America’s Cup. Format Round robin à Cagliari !

Trois jours de régates avec quatre courses par jour au format round robin d’une durée de 20 mn où chaque équipe affrontera l’autre deux fois, la première confrontation d’AC75 à Cagliari du 21 au 26 avril prochain promet un spectacle grandiose, un avant-goût de la Coupe que l’on pourra suivre de 14 à 16h. Presque une Coupe avant l’heure pour les 4 équipes Team New Zealand, Luna Rossa, Ineos et American Magic qui vont pouvoir jauger les performances de leur premier bateau en sachant les dés presque lancés pour leur deuxième bateau déjà en construction.
Le format de round robin qui a été retenu est un signe fort. La Coupe renoue avec ses fondamentaux que Patrizio Bertelli et Grant Dalton ont toujours su et voulu préserver. Finies les courses en flotte des précédentes ACWorld Series initiées par Alinghi puis Oracle qui étaient certes spectaculaires mais qui passaient à côté de l’essentiel, un match entre deux bateaux, deux équipes, deux nations que seule la Coupe a toujours su sublimer.

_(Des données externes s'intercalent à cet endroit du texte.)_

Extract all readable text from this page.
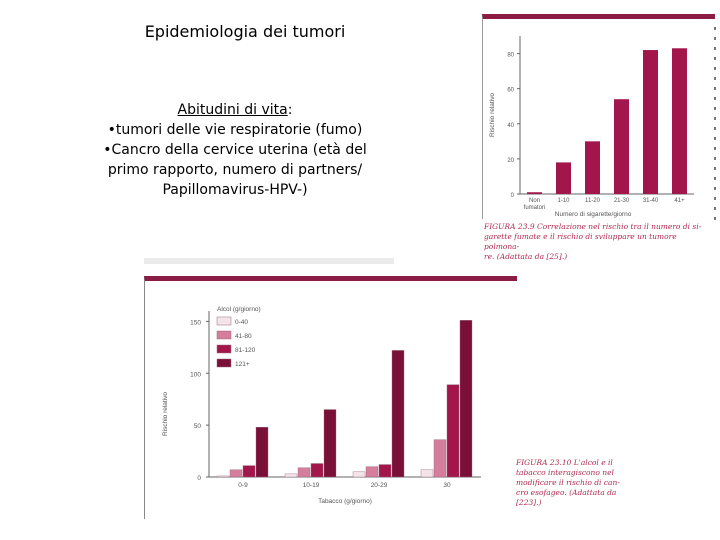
Epidemiologia dei tumori
Abitudini di vita:
•tumori delle vie respiratorie (fumo)
•Cancro della cervice uterina (età del
primo rapporto, numero di partners/
Papillomavirus-HPV-)	0
20
40
60
80
Non
fumatori
1-10	11-20 21-30 31-40	41+
Rischio relativo
Numero di sigarette/giorno
FIGURA 23.9 Correlazione nel rischio tra il numero di si-
garette fumate e il rischio di sviluppare un tumore polmona-
re. (Adattata da [25].)
0
50
100
150
0-9	10-19	20-29	30
Alcol (g/giorno)
0-40
41-80
81-120
121+
Rischio relativo
Tabacco (g/giorno)
FIGURA 23.10 L'alcol e il
tabacco interagiscono nel
modificare il rischio di can-
cro esofageo. (Adattata da
[223].)
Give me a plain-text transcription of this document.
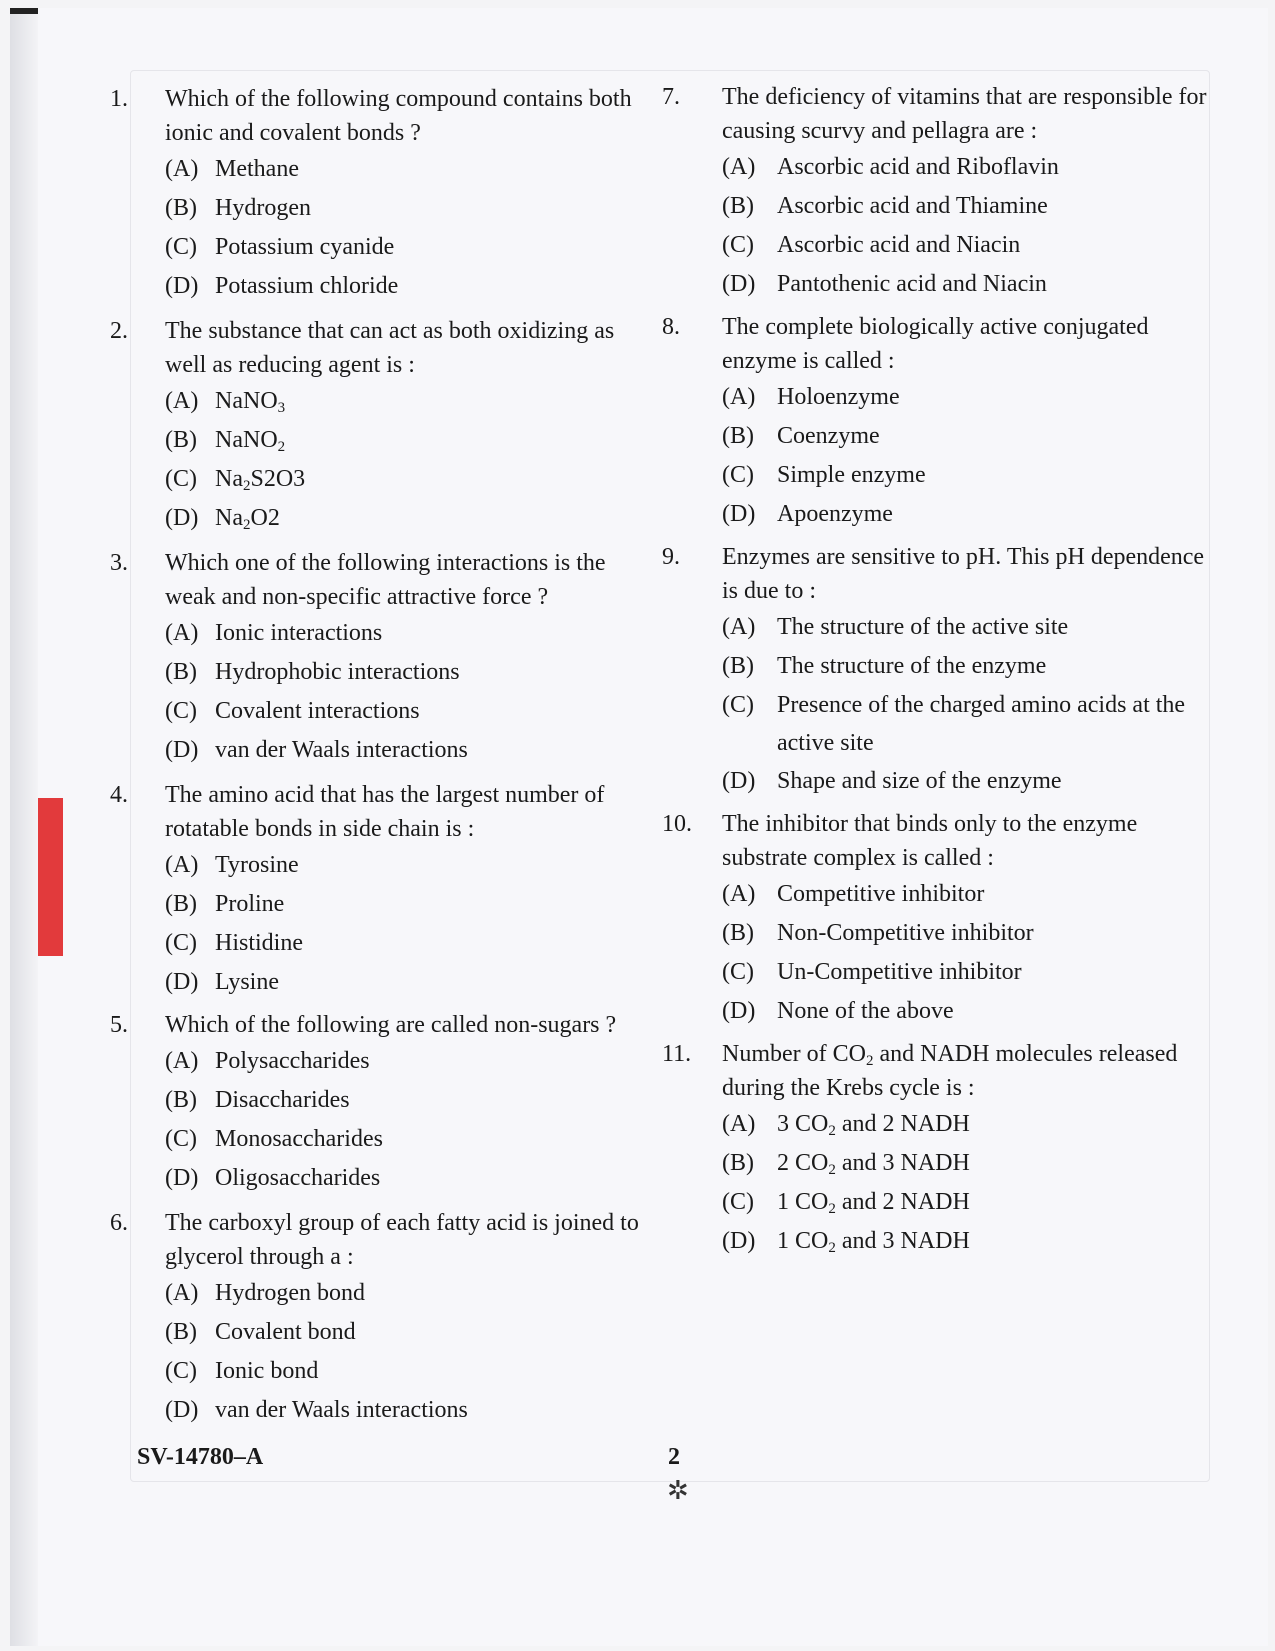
1.	Which of the following compound contains both ionic and covalent bonds ?
(A) Methane
(B) Hydrogen
(C) Potassium cyanide
(D) Potassium chloride
2.	The substance that can act as both oxidizing as well as reducing agent is :
(A) NaNO$_3$
(B) NaNO$_2$
(C) $Na_2S2O3$
(D) $Na_2O2$
3.	Which one of the following interactions is the weak and non-specific attractive force ?
(A) Ionic interactions
(B) Hydrophobic interactions
(C) Covalent interactions
(D) van der Waals interactions
4.	The amino acid that has the largest number of rotatable bonds in side chain is :
(A) Tyrosine
(B) Proline
(C) Histidine
(D) Lysine
5.	Which of the following are called non-sugars ?
(A) Polysaccharides
(B) Disaccharides
(C) Monosaccharides
(D) Oligosaccharides
6.	The carboxyl group of each fatty acid is joined to glycerol through a :
(A) Hydrogen bond
(B) Covalent bond
(C) Ionic bond
(D) van der Waals interactions
7.	The deficiency of vitamins that are responsible for causing scurvy and pellagra are :
(A) Ascorbic acid and Riboflavin
(B) Ascorbic acid and Thiamine
(C) Ascorbic acid and Niacin
(D) Pantothenic acid and Niacin
8.	The complete biologically active conjugated enzyme is called :
(A) Holoenzyme
(B) Coenzyme
(C) Simple enzyme
(D) Apoenzyme
9.	Enzymes are sensitive to pH. This pH dependence is due to :
(A) The structure of the active site
(B) The structure of the enzyme
(C) Presence of the charged amino acids at the active site
(D) Shape and size of the enzyme
10.	The inhibitor that binds only to the enzyme substrate complex is called :
(A) Competitive inhibitor
(B) Non-Competitive inhibitor
(C) Un-Competitive inhibitor
(D) None of the above
11.	Number of $CO_2$ and NADH molecules released during the Krebs cycle is :
(A) 3 $CO_2$ and 2 NADH
(B) 2 $CO_2$ and 3 NADH
(C) 1 $CO_2$ and 2 NADH
(D) 1 $CO_2$ and 3 NADH
SV-14780–A	2
✲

Avec 4 équipes fortes, bien financées, chaque défi sera passionnant à regarder et personne ne sait à l’heure actuelle qui a le meilleur bateau. Un suspens qui va durer jusqu’à la Prada Cup en janvier puis sur l’America’s Cup Match en mars 2021. Mais ce premier rendez-vous à Cagliari suivi de celui de Portsmouth donnera certainement quelques indications.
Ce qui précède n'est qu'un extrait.